Setelah memesan makanan dan berbincang seru. Anya teringat akan satu hal yang akan ia tanyakan pada Reno.
"Eh, Ren... "
"Kenapa sayangku?" potong Reno setelah menenggak setengah gelas blue mojito di hadapannya.
"Sayang, sayang pala lo peyang?! Ketauan sama pacar lo yang berderet itu bisa habis gue dicaci maki dikira pelakor murahan," dengkus Anya disambut gelak tawa Reno.
"Mereka kan hanya pacar pajangan, kalo elo kan ayang beneran buat selamanya." Reno belum ingin berhenti menggoda Anya meski dari awal tahu usahanya akan berakhir sia-sia. Lantaran Anya yang tak pernah percaya dengan keseriusan Reno.

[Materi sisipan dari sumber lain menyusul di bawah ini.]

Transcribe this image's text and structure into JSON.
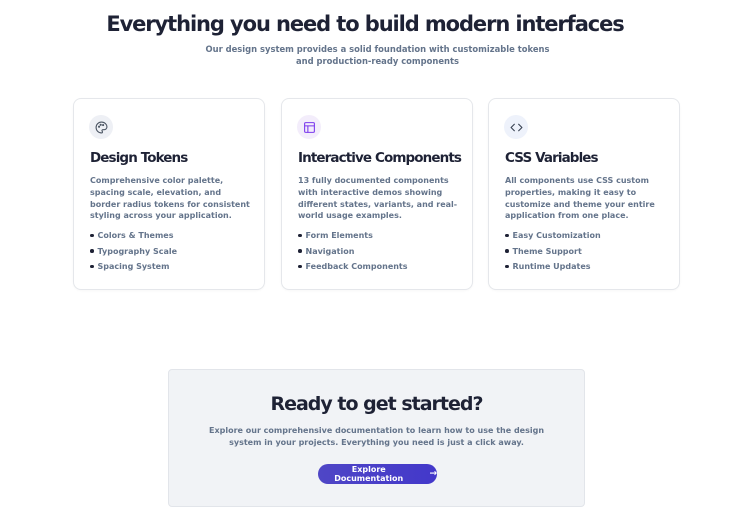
{
  "hero": {
    "title": "Everything you need to build modern interfaces",
    "subtitle": "Our design system provides a solid foundation with customizable tokens and production-ready components"
  },
  "features": [
    {
      "icon": "palette-icon",
      "icon_bg": "#eef0f5",
      "icon_color": "#4b5563",
      "title": "Design Tokens",
      "description": "Comprehensive color palette, spacing scale, elevation, and border radius tokens for consistent styling across your application.",
      "items": [
        "Colors & Themes",
        "Typography Scale",
        "Spacing System"
      ]
    },
    {
      "icon": "layout-icon",
      "icon_bg": "#f3edfb",
      "icon_color": "#7c3aed",
      "title": "Interactive Components",
      "description": "13 fully documented components with interactive demos showing different states, variants, and real-world usage examples.",
      "items": [
        "Form Elements",
        "Navigation",
        "Feedback Components"
      ]
    },
    {
      "icon": "code-icon",
      "icon_bg": "#eef2fb",
      "icon_color": "#374151",
      "title": "CSS Variables",
      "description": "All components use CSS custom properties, making it easy to customize and theme your entire application from one place.",
      "items": [
        "Easy Customization",
        "Theme Support",
        "Runtime Updates"
      ]
    }
  ],
  "cta": {
    "title": "Ready to get started?",
    "description": "Explore our comprehensive documentation to learn how to use the design system in your projects. Everything you need is just a click away.",
    "button_label": "Explore Documentation",
    "button_icon": "arrow-right-icon"
  }
}
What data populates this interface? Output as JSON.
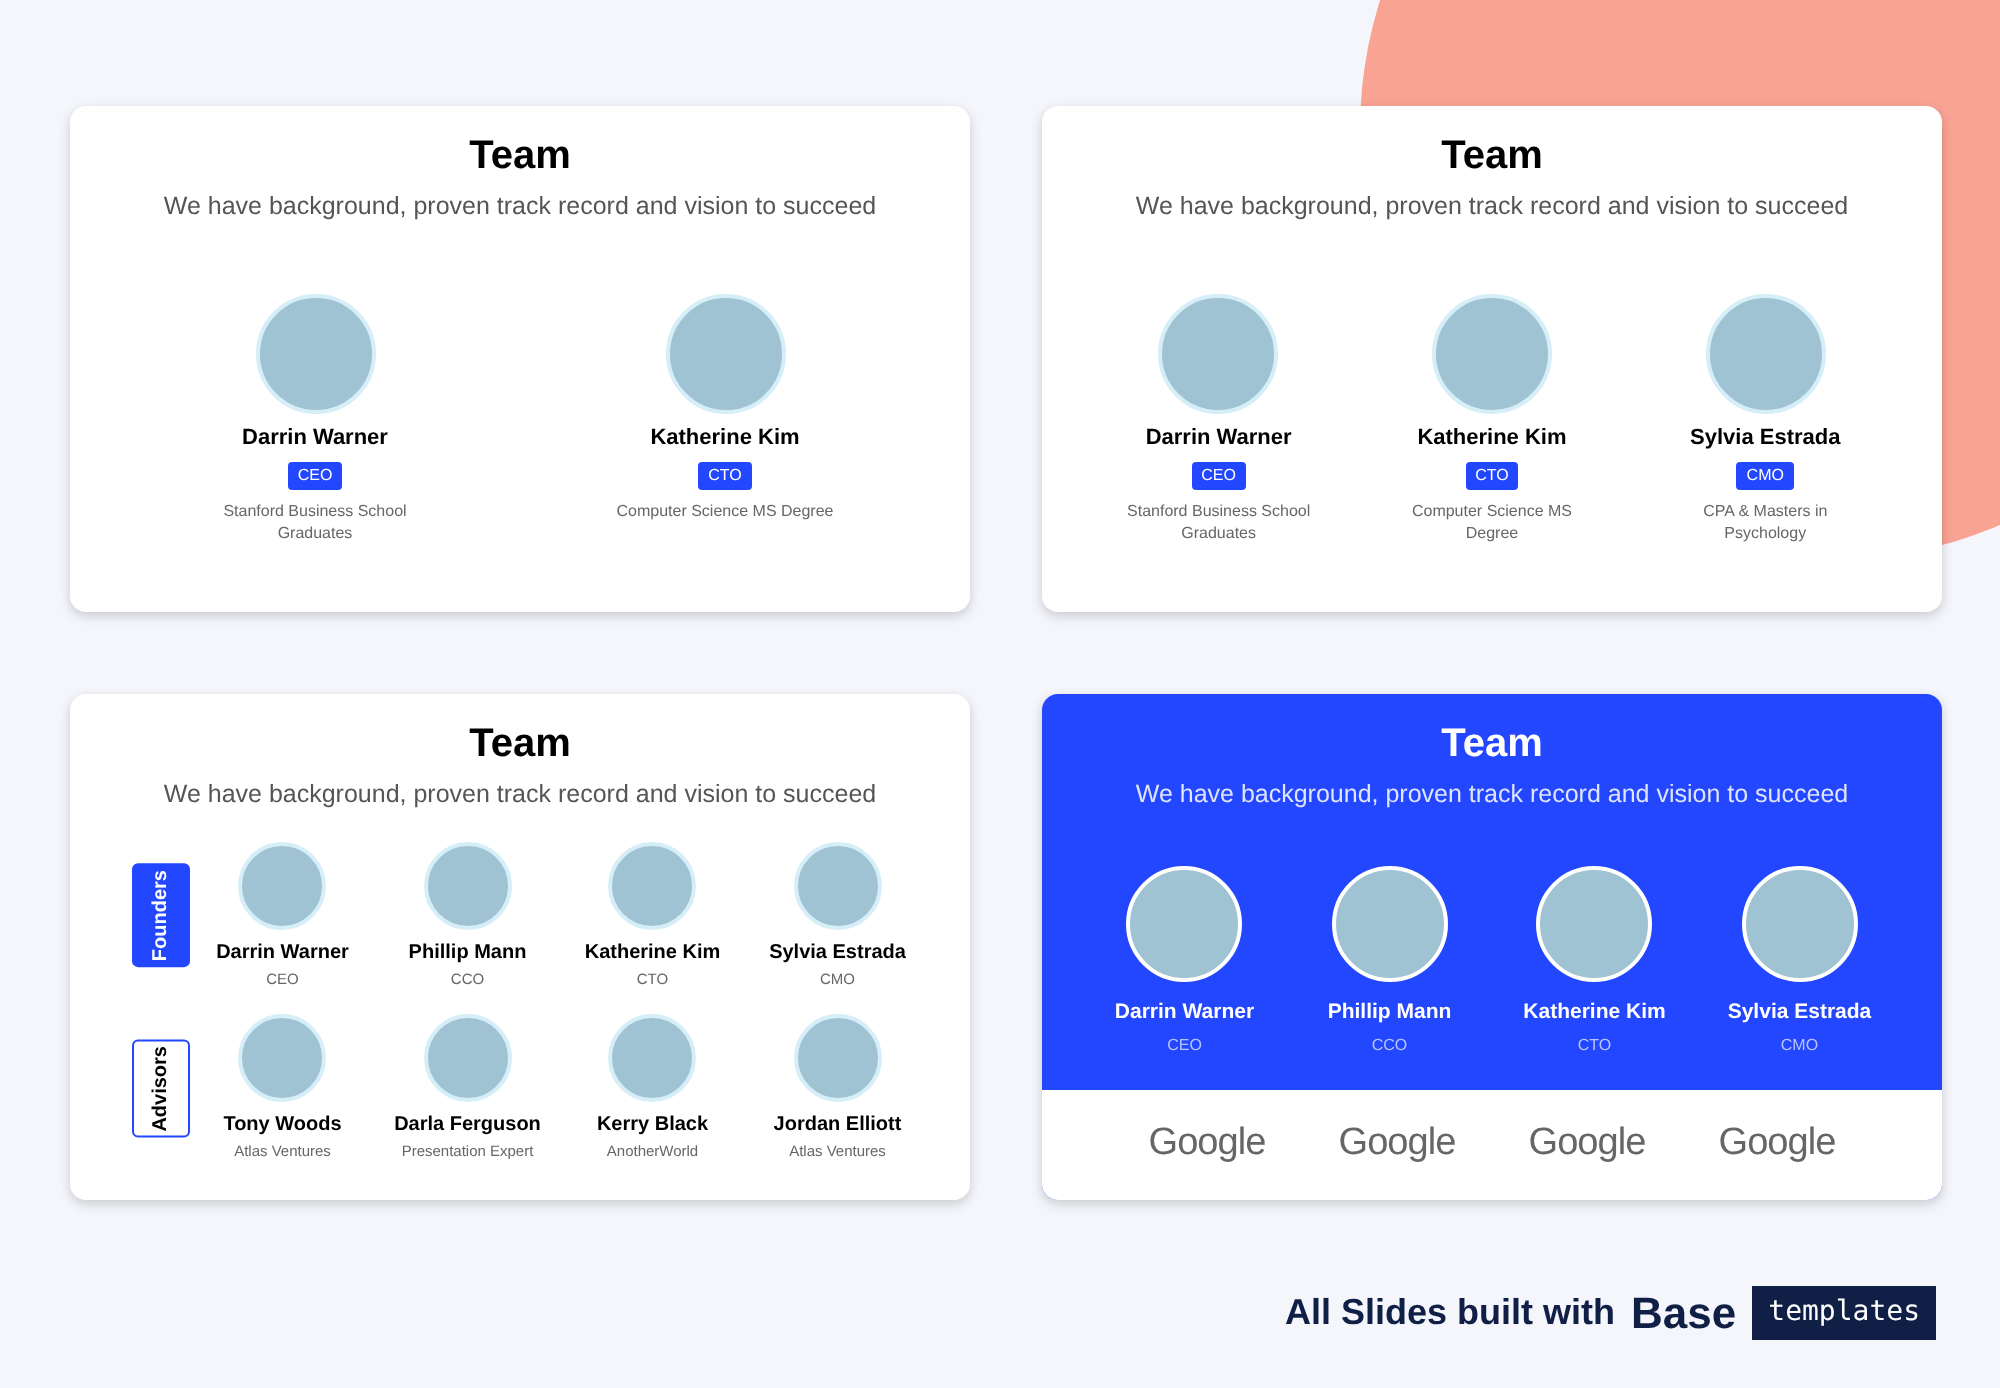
{
  "slides": [
    {
      "kind": "bios",
      "title": "Team",
      "subtitle": "We have background, proven track record and vision to succeed",
      "members": [
        {
          "name": "Darrin Warner",
          "role": "CEO",
          "note": "Stanford Business School Graduates"
        },
        {
          "name": "Katherine Kim",
          "role": "CTO",
          "note": "Computer Science MS Degree"
        }
      ]
    },
    {
      "kind": "bios",
      "title": "Team",
      "subtitle": "We have background, proven track record and vision to succeed",
      "members": [
        {
          "name": "Darrin Warner",
          "role": "CEO",
          "note": "Stanford Business School Graduates"
        },
        {
          "name": "Katherine Kim",
          "role": "CTO",
          "note": "Computer Science MS Degree"
        },
        {
          "name": "Sylvia Estrada",
          "role": "CMO",
          "note": "CPA & Masters in Psychology"
        }
      ]
    },
    {
      "kind": "groups",
      "title": "Team",
      "subtitle": "We have background, proven track record and vision to succeed",
      "groups": [
        {
          "label": "Founders",
          "highlighted": true,
          "members": [
            {
              "name": "Darrin Warner",
              "role": "CEO"
            },
            {
              "name": "Phillip Mann",
              "role": "CCO"
            },
            {
              "name": "Katherine Kim",
              "role": "CTO"
            },
            {
              "name": "Sylvia Estrada",
              "role": "CMO"
            }
          ]
        },
        {
          "label": "Advisors",
          "highlighted": false,
          "members": [
            {
              "name": "Tony Woods",
              "role": "Atlas Ventures"
            },
            {
              "name": "Darla Ferguson",
              "role": "Presentation Expert"
            },
            {
              "name": "Kerry Black",
              "role": "AnotherWorld"
            },
            {
              "name": "Jordan Elliott",
              "role": "Atlas Ventures"
            }
          ]
        }
      ]
    },
    {
      "kind": "banner",
      "title": "Team",
      "subtitle": "We have background, proven track record and vision to succeed",
      "members": [
        {
          "name": "Darrin Warner",
          "role": "CEO"
        },
        {
          "name": "Phillip Mann",
          "role": "CCO"
        },
        {
          "name": "Katherine Kim",
          "role": "CTO"
        },
        {
          "name": "Sylvia Estrada",
          "role": "CMO"
        }
      ],
      "logos": [
        "Google",
        "Google",
        "Google",
        "Google"
      ]
    }
  ],
  "footer": {
    "text": "All Slides built with",
    "brand": "Base",
    "badge": "templates"
  }
}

"Dih najisss, Ren!!" Anya bergidik ngeri sampai mengendikkan kedua bahunya.
"Sstt... iya deh, iya maaf. Kenapa sih? Anya Ayang... "
Anya menggeleng pelan, hampir habis kesabaran dengan sikap acuh Reno. Andai restoran ini sedang tak banyak pengunjung, pasti Anya sudah merangsek maju untuk menjambak rambut pendek nan klimis milik Reno. Atau minimal mencakar-cakar wajah tampan playboy gadungan itu lah agar otaknya sedikit sadar.
"Gue mau tanya sesuatu nih, serius dikit aja napa?"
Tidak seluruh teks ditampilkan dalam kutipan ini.